Da Bestrafung leider noch immer nicht der Vergangenheit angehört, gibt es in diesem Band auch einige grundsätzliche Gedanken zum Thema: »Nie wieder Strafen«. Und das Kapitel »Wir können auch anders – Wie Schüler Schüler-Mobbing beenden« zeigt, dass es nicht nur möglich, sondern viel leichter ist, Mobbing-Prozesse ohne Bestrafung zu beenden.

Für die Haltung, die in einer nicht belehrenden Begleitung von Heranwachsenden gelebt wird, sind Vertrauen und empathische Präsenz wesentlich. Diese Qualitäten werden nach einer kurzen Begriffsklärung zu den Unterschieden zwischen »Loslassen« und »Laisser faire« insbesondere im Kapitel »Empathische Präsenz und Wertschätzung – Ideen für ein Leben ohne Mobbing« beleuchtet. Dieser Artikel erschien als Reaktion auf die vielen Rückmeldungen zum Thema Mobbing und geht auch auf in der Schule liegende Gründe für Mobbing ein. Wie ein empathisches Begleiten im Detail klingen kann, zeigen zwei fiktive Dialoge zwischen Eltern und Kindern – einem Schulkind bzw. einer jungen Erwachsenen – exemplarisch.

Eltern, die mit einem Anliegen an Lehrpersonen bzw. Lernbegleiter in der Schule ihres Kindes herantreten wollen, finden in »Im Dreieck Eltern – Kind – Lehrer – Gespräche führen und Gehör finden« Anregungen für eine wertschätzende und aufrichtige Gesprächsführung.

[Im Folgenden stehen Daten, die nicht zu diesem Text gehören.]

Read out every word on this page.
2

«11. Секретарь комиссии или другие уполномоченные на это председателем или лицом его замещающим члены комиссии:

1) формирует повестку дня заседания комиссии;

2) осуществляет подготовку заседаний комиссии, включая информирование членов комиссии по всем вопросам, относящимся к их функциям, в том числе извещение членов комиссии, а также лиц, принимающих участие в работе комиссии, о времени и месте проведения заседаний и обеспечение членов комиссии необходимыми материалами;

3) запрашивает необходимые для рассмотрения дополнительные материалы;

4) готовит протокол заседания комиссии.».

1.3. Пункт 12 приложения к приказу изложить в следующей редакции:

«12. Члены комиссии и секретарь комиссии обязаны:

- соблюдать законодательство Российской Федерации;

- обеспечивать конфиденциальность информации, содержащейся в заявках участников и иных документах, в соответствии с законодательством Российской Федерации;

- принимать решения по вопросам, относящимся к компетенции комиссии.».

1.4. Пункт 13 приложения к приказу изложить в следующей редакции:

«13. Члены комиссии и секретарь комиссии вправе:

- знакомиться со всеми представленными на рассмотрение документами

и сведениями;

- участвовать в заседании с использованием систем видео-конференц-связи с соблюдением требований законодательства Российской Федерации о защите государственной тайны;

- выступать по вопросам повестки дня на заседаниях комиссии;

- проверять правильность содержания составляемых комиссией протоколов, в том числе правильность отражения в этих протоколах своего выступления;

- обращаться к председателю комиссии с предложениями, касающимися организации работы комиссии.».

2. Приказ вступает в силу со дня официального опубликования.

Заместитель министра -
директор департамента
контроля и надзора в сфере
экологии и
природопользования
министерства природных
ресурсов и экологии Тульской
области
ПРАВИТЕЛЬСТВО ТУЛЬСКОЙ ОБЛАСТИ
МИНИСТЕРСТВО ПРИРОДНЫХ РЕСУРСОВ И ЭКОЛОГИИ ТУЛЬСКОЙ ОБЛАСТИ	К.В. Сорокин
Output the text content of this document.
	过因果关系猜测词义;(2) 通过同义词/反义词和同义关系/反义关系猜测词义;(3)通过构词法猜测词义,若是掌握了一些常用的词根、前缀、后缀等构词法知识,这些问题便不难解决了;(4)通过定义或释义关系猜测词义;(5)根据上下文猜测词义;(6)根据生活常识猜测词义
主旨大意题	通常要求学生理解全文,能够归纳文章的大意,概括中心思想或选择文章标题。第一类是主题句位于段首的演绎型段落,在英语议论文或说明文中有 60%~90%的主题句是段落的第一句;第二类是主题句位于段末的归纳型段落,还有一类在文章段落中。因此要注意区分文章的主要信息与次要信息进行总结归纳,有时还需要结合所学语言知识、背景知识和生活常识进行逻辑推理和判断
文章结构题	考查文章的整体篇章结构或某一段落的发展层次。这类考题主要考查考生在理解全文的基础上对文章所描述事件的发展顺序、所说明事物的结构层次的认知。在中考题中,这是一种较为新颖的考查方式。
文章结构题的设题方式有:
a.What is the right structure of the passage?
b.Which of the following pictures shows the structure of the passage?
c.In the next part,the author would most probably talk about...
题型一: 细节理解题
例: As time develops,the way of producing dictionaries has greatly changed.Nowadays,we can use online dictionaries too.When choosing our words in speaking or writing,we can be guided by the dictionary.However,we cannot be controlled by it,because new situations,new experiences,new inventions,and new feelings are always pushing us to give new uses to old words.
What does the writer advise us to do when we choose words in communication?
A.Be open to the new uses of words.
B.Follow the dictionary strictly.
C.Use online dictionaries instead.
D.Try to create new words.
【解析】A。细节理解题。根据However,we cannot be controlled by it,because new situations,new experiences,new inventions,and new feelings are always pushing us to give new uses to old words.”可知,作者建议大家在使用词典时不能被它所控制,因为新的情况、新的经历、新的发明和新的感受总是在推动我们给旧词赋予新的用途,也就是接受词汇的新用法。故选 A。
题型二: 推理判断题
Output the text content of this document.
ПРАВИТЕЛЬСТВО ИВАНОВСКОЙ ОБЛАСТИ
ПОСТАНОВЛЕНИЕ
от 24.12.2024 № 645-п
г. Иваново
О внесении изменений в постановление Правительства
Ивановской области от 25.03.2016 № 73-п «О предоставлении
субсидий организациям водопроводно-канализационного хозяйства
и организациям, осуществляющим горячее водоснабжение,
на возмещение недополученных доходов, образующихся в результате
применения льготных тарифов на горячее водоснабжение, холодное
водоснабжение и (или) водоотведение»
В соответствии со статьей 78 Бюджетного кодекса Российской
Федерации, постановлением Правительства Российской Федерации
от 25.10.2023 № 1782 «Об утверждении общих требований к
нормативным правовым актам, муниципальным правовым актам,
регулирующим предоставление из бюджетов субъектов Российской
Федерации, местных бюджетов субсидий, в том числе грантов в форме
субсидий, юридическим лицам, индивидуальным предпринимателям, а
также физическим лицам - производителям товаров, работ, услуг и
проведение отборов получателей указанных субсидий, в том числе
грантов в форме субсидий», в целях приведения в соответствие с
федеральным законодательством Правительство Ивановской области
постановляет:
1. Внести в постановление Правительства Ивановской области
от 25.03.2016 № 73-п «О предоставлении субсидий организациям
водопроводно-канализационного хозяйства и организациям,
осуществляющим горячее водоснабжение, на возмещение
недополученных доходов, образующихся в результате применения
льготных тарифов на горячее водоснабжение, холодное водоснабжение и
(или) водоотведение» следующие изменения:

»Ordnung« ist ein Begriff, der in den vergangenen Jahrhunderten eng verquickt wurde mit »Recht« und insofern auch mit »Obrigkeit«, Strenge, polarisierendem Schwarz-Weiß-Denken – letztlich also auch mit Gewalt gegenüber Abhängigen oder Unterlegenen. Diese Verquickungen wirken unbewusst noch in vielen von uns nach. Und so lange dies unbewusst bleibt, passiert es uns selbst leicht, entweder überlebten An-Ordnungen zu gehorchen oder dagegen zu rebellieren; zumindest kennen wir dann eine Ambivalenz bezüglich des »Ordnung Haltens« – und die nächste Generation ist von beidem oder von unserer Ambivalenz mit betroffen. Sowohl Gehorsam als auch Rebellion können zu Rücksichtslosigkeit uns selbst wie anderen gegenüber führen. »Unordnung« wird dann manchmal mit »Chaos« gleichgesetzt, und damit wird wiederum der Begriff »Chaos« ausschließlich negativ besetzt. Dabei ist »Ordnung« auch einfach eine Strategie, mit der wir uns Bedürfnisse nach Schönheit, Pflege, Leichtigkeit und Halt gebender Struktur erfüllen. Und dem »Chaos« als laut Duden »Auflösung aller Strukturen« wird auch Unrecht getan; ich denke dabei zum Beispiel daran, dass wir alte Strukturen auflösen, wenn wir Gleichwürdigkeit zwischen Erwachsenen und Kindern leben wollen … In »Ordnung versus Chaos« sinniere ich ein wenig über dieses Begriffspaar und gebe auch die Reaktionen wieder, die Bekannte von mir dazu beitrugen.